"Attorney argument" fails in Ex parte Wang
In Ex Parte Wang, the BPAI gets "in step" with the "new" patent law:
Following this Amendment, the Examiner rejected claims 1-5 under 35 U.S.C. § 112, ¶ 1 (now 35 U.S.C. § 112(a)). The Examiner found that the newly added language constituted new matter because it lacks written description support in the ’421 application as originally filed.
The applicant did not fare well:
However, Appellant’s assertion regarding what is common knowledge to a person of ordinary skill in the art is not supported by anything other than attorney argument. Furthermore, this argument is inconsistent with arguments made later in the Appeal Brief, where Appellant argues that a person of ordinary skill in the art would think that the thin-strip vias would not have disappeared automatically. App. Br. 8.

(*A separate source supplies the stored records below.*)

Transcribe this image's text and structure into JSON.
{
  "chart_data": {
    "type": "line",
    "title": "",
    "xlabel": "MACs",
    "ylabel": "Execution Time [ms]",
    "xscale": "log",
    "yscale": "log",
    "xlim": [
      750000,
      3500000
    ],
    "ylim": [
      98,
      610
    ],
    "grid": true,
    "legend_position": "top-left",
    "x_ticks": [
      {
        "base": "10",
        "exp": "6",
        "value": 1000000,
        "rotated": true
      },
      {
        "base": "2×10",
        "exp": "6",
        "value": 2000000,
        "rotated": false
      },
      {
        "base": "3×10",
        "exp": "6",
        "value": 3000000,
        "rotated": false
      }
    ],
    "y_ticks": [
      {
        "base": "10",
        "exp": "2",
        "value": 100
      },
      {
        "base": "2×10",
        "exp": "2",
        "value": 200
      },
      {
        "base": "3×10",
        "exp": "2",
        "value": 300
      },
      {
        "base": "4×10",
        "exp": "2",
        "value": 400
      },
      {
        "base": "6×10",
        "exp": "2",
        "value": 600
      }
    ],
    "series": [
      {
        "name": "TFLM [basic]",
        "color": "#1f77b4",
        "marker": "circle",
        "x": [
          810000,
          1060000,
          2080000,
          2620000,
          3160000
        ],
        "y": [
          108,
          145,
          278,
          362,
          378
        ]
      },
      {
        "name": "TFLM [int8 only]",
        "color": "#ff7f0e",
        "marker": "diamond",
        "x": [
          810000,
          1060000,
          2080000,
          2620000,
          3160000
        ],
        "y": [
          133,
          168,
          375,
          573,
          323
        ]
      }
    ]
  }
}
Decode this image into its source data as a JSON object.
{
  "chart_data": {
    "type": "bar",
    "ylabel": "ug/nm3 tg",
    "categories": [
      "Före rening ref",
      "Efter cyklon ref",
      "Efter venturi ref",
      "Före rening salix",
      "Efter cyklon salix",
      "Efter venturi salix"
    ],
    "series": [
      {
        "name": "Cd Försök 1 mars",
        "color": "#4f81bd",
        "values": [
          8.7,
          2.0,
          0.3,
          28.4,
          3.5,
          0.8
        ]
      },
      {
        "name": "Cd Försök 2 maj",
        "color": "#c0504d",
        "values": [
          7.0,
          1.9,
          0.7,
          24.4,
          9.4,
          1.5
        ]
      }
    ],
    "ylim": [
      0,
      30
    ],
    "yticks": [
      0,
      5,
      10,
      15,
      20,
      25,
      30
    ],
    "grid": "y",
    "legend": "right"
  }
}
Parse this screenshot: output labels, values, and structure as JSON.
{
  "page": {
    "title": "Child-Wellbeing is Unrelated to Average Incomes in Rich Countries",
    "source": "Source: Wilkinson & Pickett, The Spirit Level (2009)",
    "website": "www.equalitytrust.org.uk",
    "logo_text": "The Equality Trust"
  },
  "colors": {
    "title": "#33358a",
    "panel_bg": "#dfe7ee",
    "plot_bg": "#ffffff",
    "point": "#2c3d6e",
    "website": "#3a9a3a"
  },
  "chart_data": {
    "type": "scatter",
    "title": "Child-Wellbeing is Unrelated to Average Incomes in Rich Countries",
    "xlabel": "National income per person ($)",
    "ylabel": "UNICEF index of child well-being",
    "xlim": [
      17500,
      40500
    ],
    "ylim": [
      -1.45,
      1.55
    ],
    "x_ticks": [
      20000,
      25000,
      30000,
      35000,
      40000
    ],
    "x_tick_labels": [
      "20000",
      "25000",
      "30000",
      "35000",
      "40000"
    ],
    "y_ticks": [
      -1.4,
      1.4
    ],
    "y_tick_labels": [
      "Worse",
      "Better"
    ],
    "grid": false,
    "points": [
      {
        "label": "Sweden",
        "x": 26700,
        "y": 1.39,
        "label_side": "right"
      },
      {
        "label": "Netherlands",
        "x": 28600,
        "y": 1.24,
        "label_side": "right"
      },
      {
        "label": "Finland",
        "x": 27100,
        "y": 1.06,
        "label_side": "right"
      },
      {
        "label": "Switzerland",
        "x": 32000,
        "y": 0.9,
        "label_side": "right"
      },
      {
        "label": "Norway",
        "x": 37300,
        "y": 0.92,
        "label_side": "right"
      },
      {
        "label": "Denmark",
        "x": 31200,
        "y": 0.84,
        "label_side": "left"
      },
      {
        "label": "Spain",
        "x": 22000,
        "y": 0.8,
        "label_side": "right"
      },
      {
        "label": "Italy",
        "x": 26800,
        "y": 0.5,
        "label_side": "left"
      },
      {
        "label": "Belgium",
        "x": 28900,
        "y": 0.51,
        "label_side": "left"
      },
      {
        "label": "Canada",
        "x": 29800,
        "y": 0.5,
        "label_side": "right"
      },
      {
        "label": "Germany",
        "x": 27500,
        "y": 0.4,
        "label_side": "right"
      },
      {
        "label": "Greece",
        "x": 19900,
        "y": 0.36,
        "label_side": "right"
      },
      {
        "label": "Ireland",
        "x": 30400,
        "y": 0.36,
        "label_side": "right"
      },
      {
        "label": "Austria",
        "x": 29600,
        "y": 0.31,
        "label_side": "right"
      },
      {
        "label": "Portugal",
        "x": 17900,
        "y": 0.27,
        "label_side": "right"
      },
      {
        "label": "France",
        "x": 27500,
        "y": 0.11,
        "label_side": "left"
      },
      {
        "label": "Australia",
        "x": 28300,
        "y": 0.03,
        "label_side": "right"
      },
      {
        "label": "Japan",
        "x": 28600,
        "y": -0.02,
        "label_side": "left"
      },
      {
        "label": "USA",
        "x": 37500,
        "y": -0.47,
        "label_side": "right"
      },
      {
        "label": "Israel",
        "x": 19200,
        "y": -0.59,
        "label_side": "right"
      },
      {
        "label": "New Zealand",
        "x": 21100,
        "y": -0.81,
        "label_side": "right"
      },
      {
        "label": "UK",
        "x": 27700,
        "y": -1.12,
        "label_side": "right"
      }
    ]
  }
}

As to obviousness, the applicant won:
Appellant asserts that the Examiner’s rejection should be reversed for at least three reasons: (1) lack of a motivation to combine the teachings of Heath and Higuchi, (2) lack of a reasonable expectation of success that the device created by following the combined teachings of Heath and Higuchi would work for its intended purpose, and (3) the combination of Heath and Higuchi do not teach or suggest all of claim 1’s limitations. App. Br. 9. This appeal may be resolved by on the basis of the last of these arguments.